European cross-border parcel prices are set to become more transparent following a provisional agreement on a European Union regulation on deliveries.
The main elements of the new regulation are:
Price transparency: The regulation does not impose a cap on prices, but aims to foster competitive pressure by allowing users to compare domestic and cross-border tariffs. Parcel delivery providers will have to disclose prices for the services individual consumers and small businesses often use, which the commission will publish on a web site.
Regulatory oversight: Where parcel delivery is subject to the universal service obligation, national regulatory authorities will assess whether tariffs for cross-border services are unreasonably high compared to the underlying cost – as they already do for postal services. National regulators will be given new powers to identify better parcel service providers and the services they offer. This will allow them to get a better overview also of the many innovative new players in the fast-growing EU cross-border e-commerce market.
Traders also have to provide consumers with clear information on prices charged for cross-border parcel delivery and returns, and customer complaints procedures, in line with the Consumers Rights Directive.
The regulation is expected to come into force at the beginning of next year and it will be fully applicable in 2019.

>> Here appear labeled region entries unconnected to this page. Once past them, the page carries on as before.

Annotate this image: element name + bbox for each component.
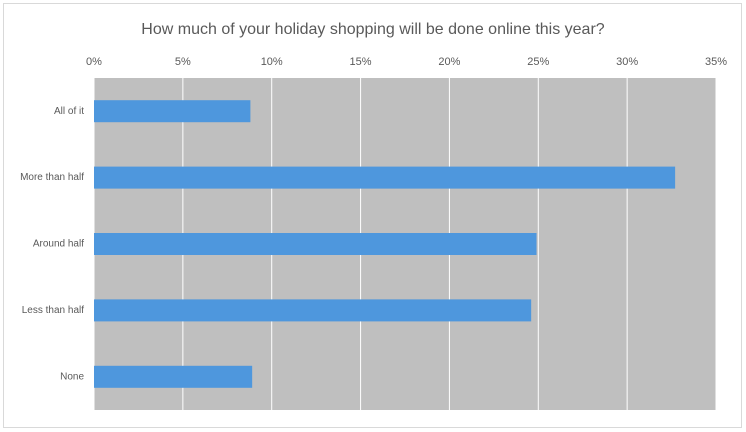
x-tick-label: 0%: [86, 56, 102, 68]
x-tick-label: 5%: [175, 56, 191, 68]
y-tick-label: None: [60, 371, 84, 382]
chart-title: How much of your holiday shopping will b…: [141, 21, 604, 38]
x-tick-label: 20%: [438, 56, 460, 68]
x-tick-label: 10%: [261, 56, 283, 68]
bar: [94, 299, 532, 322]
y-tick-label: Around half: [33, 239, 84, 250]
x-tick-label: 35%: [705, 56, 727, 68]
bar: [94, 166, 676, 189]
x-tick-label: 30%: [616, 56, 638, 68]
bar: [94, 100, 251, 123]
x-tick-label: 25%: [527, 56, 549, 68]
y-tick-label: More than half: [20, 172, 84, 183]
bar: [94, 365, 253, 388]
y-tick-label: All of it: [54, 106, 84, 117]
bar: [94, 233, 537, 255]
x-tick-label: 15%: [350, 56, 372, 68]
y-tick-label: Less than half: [22, 305, 84, 316]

Vice-president Andrus Ansip, responsible for the digital single market, said: “High delivery prices are a major concern for consumers and companies, especially SMEs. With more transparency and a stronger role for the regulators, we are tackling this issue. It is good news again for the development of e-commerce in the EU, after a series of agreements to improve consumer protection, simplify VAT rules and fight unjustified geo-blocking. I thank the European Parliament and the Estonian Presidency for their efforts in reaching an agreement.”